Just like his fellow racers over in the Lone Star State, Cummings has a brand of chassis he prefers and a good source for horsepower to power his beautiful No. B1 machine (his father also ran the B1, the B came from ‘Brenda,’ Kyle’s mother).

“We have a chassis built by Glen over at Lazer Chassis,” Cummings explained. “We have a new car being built by him with a few different things we want to try. There’s just not much you can do to one of these cars. We run a motor from PTS Racing Engines. We have a guy who keeps it tuned up for us, and he’s real good at it. Together, this chassis and engine combination works out very well.”

Despite the fact that Kyle’s father passed 10 years ago this September from ALS, there isn’t a day that goes by when he doesn’t think about him. Racing now in his honor is great, yet there’s still a void.

“Racing without my Dad around is very hard to this day,” he said as he fought back the emotions. “He was just an amazing man. He won the SUPR title back in 1998, when Late Model racing was still huge around here. I absolutely adored him, and he did so much for my racing career.

“He was the one who always kept after me, made sure I was racing and working at it to improve.

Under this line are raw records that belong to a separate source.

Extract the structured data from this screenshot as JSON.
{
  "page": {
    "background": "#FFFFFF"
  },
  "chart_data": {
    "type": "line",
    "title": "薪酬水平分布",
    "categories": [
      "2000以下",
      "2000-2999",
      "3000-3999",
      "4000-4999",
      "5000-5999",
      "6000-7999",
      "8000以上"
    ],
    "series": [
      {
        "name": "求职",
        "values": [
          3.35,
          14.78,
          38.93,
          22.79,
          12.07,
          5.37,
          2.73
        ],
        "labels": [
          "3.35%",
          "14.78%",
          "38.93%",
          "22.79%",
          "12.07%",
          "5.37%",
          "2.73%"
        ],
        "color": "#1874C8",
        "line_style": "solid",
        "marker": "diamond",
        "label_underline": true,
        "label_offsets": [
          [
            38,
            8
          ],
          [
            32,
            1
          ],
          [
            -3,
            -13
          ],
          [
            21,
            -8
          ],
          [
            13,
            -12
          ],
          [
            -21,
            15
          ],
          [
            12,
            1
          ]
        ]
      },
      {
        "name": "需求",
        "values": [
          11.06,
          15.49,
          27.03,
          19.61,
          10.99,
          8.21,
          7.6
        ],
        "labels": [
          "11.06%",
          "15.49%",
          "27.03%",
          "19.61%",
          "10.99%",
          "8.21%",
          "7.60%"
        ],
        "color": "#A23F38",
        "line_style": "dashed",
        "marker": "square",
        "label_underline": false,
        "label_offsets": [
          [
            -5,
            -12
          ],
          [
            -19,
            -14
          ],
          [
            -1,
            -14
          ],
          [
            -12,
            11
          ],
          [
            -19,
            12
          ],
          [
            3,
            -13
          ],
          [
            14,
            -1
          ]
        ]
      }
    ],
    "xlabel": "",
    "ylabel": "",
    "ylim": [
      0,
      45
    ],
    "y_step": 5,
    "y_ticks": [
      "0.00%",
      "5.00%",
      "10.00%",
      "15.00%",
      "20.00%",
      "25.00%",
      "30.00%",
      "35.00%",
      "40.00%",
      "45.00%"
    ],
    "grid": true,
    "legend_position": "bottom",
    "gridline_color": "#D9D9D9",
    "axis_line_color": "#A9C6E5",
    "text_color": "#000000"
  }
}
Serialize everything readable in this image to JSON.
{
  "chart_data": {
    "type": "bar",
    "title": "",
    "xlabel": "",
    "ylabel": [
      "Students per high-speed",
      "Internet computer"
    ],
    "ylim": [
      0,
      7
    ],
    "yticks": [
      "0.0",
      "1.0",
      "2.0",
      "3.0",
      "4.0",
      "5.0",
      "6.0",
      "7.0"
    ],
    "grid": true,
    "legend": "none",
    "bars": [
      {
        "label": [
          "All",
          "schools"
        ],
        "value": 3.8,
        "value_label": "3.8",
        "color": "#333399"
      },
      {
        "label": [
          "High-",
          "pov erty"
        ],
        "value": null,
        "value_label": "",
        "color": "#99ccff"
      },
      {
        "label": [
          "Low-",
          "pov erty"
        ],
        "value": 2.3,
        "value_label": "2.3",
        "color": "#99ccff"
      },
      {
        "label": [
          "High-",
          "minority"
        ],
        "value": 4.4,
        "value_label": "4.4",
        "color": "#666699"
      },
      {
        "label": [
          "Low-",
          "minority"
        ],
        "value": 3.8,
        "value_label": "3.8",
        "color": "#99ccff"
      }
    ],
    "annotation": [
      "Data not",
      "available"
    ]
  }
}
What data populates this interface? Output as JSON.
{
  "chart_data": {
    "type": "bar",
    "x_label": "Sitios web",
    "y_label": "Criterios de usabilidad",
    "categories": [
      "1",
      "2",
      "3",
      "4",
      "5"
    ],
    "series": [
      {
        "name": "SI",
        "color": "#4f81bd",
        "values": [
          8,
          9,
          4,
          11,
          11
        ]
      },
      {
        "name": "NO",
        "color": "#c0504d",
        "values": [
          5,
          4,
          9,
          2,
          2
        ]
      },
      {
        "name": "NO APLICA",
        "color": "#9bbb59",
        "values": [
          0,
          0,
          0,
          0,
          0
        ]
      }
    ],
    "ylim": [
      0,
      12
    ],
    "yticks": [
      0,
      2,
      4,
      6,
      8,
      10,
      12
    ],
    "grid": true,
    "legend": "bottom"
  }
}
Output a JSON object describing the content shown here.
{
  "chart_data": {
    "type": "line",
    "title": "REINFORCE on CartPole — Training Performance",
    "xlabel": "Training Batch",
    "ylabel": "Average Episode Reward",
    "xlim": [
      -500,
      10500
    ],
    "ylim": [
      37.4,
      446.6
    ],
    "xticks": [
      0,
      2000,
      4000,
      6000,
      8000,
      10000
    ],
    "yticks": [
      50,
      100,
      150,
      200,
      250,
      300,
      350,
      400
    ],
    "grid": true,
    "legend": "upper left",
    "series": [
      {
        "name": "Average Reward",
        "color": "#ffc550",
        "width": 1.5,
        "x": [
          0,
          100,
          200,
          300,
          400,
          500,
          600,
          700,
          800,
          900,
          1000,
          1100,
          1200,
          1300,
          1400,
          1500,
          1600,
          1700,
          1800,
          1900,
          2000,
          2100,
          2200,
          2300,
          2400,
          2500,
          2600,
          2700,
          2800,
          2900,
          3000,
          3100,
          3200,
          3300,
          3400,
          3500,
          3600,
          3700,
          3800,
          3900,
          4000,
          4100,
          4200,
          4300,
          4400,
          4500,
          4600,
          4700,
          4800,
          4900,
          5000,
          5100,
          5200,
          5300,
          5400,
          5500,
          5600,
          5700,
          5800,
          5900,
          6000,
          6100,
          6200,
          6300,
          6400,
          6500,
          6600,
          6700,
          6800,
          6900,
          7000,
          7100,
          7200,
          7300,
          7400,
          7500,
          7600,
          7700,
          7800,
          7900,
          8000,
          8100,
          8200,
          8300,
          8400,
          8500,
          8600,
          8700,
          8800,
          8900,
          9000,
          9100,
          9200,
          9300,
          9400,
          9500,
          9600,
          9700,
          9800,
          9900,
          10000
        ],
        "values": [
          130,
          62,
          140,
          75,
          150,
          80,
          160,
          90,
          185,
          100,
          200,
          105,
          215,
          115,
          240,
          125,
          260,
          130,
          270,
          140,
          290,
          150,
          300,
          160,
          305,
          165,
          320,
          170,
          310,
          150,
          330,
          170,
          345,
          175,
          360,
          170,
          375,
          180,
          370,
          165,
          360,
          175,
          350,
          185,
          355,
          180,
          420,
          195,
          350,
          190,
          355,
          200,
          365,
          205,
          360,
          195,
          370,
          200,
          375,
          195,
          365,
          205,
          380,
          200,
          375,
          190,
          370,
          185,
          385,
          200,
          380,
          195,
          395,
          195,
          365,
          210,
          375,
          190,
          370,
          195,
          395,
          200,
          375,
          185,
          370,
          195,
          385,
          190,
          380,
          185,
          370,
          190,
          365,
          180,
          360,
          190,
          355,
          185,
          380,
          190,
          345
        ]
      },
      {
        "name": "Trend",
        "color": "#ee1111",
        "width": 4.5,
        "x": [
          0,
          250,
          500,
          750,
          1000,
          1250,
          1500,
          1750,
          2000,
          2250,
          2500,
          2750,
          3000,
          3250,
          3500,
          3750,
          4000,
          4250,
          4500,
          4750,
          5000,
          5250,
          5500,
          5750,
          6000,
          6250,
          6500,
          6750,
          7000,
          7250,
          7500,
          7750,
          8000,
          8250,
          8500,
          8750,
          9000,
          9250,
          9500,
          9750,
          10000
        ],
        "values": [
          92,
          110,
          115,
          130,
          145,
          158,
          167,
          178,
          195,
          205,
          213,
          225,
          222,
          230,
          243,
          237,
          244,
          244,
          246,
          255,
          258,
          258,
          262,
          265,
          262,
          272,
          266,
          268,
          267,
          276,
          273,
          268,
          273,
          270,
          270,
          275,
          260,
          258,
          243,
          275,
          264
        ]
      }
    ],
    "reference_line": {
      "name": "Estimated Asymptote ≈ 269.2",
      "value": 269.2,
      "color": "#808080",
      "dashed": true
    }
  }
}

We had a rivalry of our own in Late Models at one time, which was fun. I race today to make him proud, to continue his legacy of success, and to carry on this family tradition. It’s a source of great pride for me.”

Along with that amazing natural talent behind the wheel he inherited from his father, Kyle also has several key people working behind the scenes to keep his program on-track.

“I need to thank all the folks who make this possible for me, including my car owner and good friend Chad Callender, of Chad’s Auto & Exhaust; Debbie Callender, of Debbie Callender Realtor; J&J Motorsports, PTS Racing Engines, Childress Fishing & Rental, Mel Smith Marine, MoBags Suspension Technology, JRP and Meltra Chemical Solutions. I couldn’t do this without their support.

“I also want to thank my mother, Brenda, who supports my racing program and has since it began. She was always there for my Dad, and she’s always pulling for the B1 to this day. I love her more than I can say. I have such an amazing family and so many good people in my corner, they’re key to my success.”

Cummings says his family now plays a big part in his racing program, as well.

“Over the past year, racing has become more of a family tradition again,” he explained. “My son, Brayson, is 14 now and is good help on the car, my little girl, Breelyn, thinks I’m the best driver ever, and my wife of 17 years, Cheree, supports and enjoys racing now I think more than she ever has.

“Good friends and family is what really makes all of this possible, and worth the big effort it takes.”

With the sport now in high gear and tons of races ahead on his schedule, Cummings knows what he wants to accomplish. That taste of winning big races can be pretty addictive.

“When Chad and I put this deal together, we discussed all of the big races in Factory Stock,” he concluded. “So we really don’t chase points anywhere, but we’re after the big wins. The Mike Parker Memorial victory was a big confidence booster. Just like my Dad, I want to keep on winning races.”